Unfortunately it's not *just* the GOP voters that are stupid. For those of you that don't live in the good old US of A (this is a British rag after all) elections here work roughly like this. A large proportion of Democratic voters wouldn't vote for the GOP candidate regardless of his or her policies even if the Democratic candidate popped in on election day and set fire to their dog. There is equal intransience on the GOP side such that extremely safe districts exist where the politicians are never held to account and so they do what they want, pandering to the extreme wings of the party, the party itself and their own benefit and mostly doing nothing for those of us that pay taxes. For goodness sakes take your head out of your arse and vote based on performance and proposed policy and not the colour of the lapel pin and then we might get something done every now and then.
I know this happens in the UK too but the polarization here is of idiotic proportions
You forgot the 'floating vote' who will vote for whoever has the bigger budget for adverts to smear their opponent and lie their smarmy heads off.
Unfortunately there are a great many people who do vote on party lines. In the UK I have voted for both 'new' labour, the tories and the other yellow one that never does very well ;). {Or me in the US, it isn't so much the policies (both the middle right democrats and the ultra far right republican parties have mostly good ideals) they just have mostly terrible candidates who cannot effectively implement their policies. Obama couldn't get some laws past his own party and the GOP honor roll makes me cry (Palin, Bachmann, Bush 2.0, Santorum et al), I don't care which side the next POTUS is from, I just want one with half a brain who can keep his or her party in line, keep their religion out of their politics and their johnson out the interns. I expect to be dissappointed.
"I know this happens in the UK too but the polarization here is of idiotic proportions"
I don't think 'idiotic' fully captures the problem. Perhaps 'unimaginably idiotic' would be more appropriate. Or maybe just 'terminally stupid'. The gulf between the extremes and the abandoned, desolate wastes of the political ground between them are so bad that contemplating it causes me real despair.
For the record, I'm writing in Mickey Mouse come November. Who's with me?
MP's have explicitly stated that both federal and provincial privacy legislation protects people against similar actions. The laws are already in place, and people just need to follow them. There simply are questions that employers cannot ask of job applicants, such as place of birth, religion, etc. Job-seekers in all countries, especially those with less experience, should learn what their rights are before they go to the job interview.
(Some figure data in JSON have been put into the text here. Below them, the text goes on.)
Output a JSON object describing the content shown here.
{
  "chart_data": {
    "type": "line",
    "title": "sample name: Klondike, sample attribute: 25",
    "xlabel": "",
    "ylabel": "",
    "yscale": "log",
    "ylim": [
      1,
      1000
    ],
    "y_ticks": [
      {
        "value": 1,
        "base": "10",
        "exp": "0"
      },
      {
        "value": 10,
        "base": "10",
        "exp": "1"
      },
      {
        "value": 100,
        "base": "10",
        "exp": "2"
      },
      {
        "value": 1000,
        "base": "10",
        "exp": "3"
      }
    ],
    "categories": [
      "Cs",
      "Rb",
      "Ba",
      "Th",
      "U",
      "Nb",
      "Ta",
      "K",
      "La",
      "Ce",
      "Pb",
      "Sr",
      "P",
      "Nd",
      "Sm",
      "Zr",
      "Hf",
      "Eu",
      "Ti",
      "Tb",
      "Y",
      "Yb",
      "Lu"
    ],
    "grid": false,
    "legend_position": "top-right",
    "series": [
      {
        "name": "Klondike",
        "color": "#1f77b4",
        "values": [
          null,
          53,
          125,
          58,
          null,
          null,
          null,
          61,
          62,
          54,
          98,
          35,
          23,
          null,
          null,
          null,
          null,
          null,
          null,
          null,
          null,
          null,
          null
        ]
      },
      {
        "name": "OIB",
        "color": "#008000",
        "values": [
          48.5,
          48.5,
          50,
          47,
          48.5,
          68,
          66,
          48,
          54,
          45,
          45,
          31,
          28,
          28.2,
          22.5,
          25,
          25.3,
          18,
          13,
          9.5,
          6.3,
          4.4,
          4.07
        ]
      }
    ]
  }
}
Unless I can obtain the interviewer's spouse's pet name for their kit, I guess I would have to go with "Fuck You", but I would not entirely rule out the shock value of a best-guess retrofit after a perusal of your new friend's page. For example ... Dear Mr. Pencilneck, etc. etc, etc. As a token of affection for an occasional friend, I have agreed to change my FB password to kermit_the_love_stallion. I apologize in advance for any inconvenience etc, etc, etc.
An American acquaintance of mine some time ago, helpfully explained that it stands for "Grand Old Party", a common nickname for the Republicans.
Don't you just love the way that even non-American media use this acronym constantly, and assume that their readership will know (a) what it stands for, and (b) what it refers to?
Perhaps Beneficent Google can help you.
You may notice that when one attempts to find the meaning of a three-letter initialism through web search or similar means, one typically finds many potential answers and it can be difficult to determine the correct one.
Although in this case the Google results were unusually helpful, it is accepted convention in writing to explain abbreviations and such when first introducing them. This avoids forcing the reader to go out-of-band in order to understand the intended meaning.